When he did this to Grolnick, Barbara Bush was present. She saw it and tried to make light of the matter by saying, “George, you are going to get thrown in jail one of these days.”
After he had fondled Kline, a female friend of the family pulled her aside and asked her to be “discreet.” In other words, don’t go telling everybody about the ex-president’s crude deportment.
He had a different joke before pawing Staples: “Oh, I’m not that president!” apparently in relation to the man who had beaten him in the 1992 election, Bill Clinton. She looked back on the incident and said, “I’ve thought about this, and if I had a daughter I’d never tell her to shrug it off because he was the president. I can only imagine how many women have had their butts grabbed in a photo-op. Certainly this hasn’t left me jaded or damaged, but it has made me think about the abuse of power. Hands off!”
Bush ought to have known better. He was born with every conceivable advantage—a New Englander from a rich family who went to private schools and then Yale University. Ironically enough, he had a reputation for courtly gentility.
Laura Bush, his daughter-in-law and wife of Bush 43, offered a tortuous and nonsensical answer during a CNN interview: “I’m just sad that we’ve come to this. That was something that was very, very innocent that he’s been accused of. But I know he would feel terrible.”
A Bush family spokesman, James McGrath, could do little better: “Mr. Bush simply does not have it in his heart to knowingly cause anyone harm or distress, and he again apologizes to anyone he may have offended during a photo-op.”
Some of the articles I reviewed before writing this piece described Bush’s action as not just sexual harassment but sexual assault. What the creepy old geezer did was inexcusable, but it did not rise to the level of an assault and fell far short of rape. Bush’s behavior vis-à-vis these—and surely other—women was cited in most of his obituaries, albeit near the bottom. But I doubt there is any reference to such boorish antics at the George H.W. Bush Presidential Library and Museum on the Texas A&M University campus.
Why did he get a pass for so long? There seems no doubt that Bush family members knew of his peccadillo and enabled it. I will close by reminding you—and Kevin Nietmann—that in his 1850 classic David Copperfield, Charles Dickens wrote, “It’s in vain to recall the past, unless it works some influence upon the present.”
4 Comments
Plutarch believed we can tell how great statesman will act in their leadership roles by studying and thinking about small actions and habits in their personal lives.

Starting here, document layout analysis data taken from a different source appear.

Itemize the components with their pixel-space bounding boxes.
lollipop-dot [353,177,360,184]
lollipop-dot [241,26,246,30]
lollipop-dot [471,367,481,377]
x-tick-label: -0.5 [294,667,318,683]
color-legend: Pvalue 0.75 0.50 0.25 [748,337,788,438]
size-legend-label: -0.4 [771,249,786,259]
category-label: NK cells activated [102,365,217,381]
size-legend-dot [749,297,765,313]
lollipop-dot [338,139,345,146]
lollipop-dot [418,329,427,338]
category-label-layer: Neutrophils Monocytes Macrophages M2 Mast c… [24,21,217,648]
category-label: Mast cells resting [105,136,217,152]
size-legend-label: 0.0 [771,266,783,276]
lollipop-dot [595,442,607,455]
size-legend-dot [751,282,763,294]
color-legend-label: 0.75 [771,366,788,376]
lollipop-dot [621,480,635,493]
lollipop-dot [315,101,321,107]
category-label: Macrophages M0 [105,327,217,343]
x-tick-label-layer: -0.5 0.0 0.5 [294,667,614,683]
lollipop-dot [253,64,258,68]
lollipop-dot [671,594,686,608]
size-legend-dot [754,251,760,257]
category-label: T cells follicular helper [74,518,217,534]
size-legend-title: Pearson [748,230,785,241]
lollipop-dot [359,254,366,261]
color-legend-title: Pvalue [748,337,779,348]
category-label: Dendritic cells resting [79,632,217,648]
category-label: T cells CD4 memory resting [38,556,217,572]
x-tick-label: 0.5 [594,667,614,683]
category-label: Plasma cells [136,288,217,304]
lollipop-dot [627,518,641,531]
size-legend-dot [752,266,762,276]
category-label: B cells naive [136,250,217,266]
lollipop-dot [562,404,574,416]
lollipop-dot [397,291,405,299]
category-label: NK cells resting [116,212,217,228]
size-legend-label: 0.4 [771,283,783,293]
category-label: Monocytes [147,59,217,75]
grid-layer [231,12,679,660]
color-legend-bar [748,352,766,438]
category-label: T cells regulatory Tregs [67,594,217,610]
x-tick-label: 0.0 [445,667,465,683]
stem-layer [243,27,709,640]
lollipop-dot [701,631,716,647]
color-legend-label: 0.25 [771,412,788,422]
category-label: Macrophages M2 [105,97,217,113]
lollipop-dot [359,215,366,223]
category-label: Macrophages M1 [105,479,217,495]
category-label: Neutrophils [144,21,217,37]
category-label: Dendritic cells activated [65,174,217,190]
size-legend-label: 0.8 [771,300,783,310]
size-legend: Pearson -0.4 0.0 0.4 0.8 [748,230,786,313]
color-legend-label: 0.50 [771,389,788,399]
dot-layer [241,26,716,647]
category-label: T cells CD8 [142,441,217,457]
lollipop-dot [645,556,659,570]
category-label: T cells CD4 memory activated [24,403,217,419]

Insofar as we know he is not 42 or JFK, but what do we know really?
Andy Card I heard claim that 43 was a sensitive and caring leader because he took snapshots of permanently maimed military veterans and then went off and painted their portraits. This from a leader whose war actions, including preemptive warfare, fictional wmds, mission accomplished, and Iraqi oil will pay the costs of invading Iraq got those soldiers senselessly wounded—and others killed—for no good reason in the first place.
RIP
41
too bad
about your son
he finished the war
by you begun
and he’s one hell of a guy
who sent soldiers off to die
and those he only maimed
he gave their likeness framed
I never knew 43 was an artist. But 41 was definitely a lecherous old m—– f—–! Shame on him…
As a man of 72 1/2 annum I know that we geezers can “get away with” little things that would’ve gotten us belted when we were half our age. Good for George!
Wow, you cannot be serious….are you serious? I think the old man’s behavior was atrocious and nothing to joke about. See Dr. Palaima’s comment above.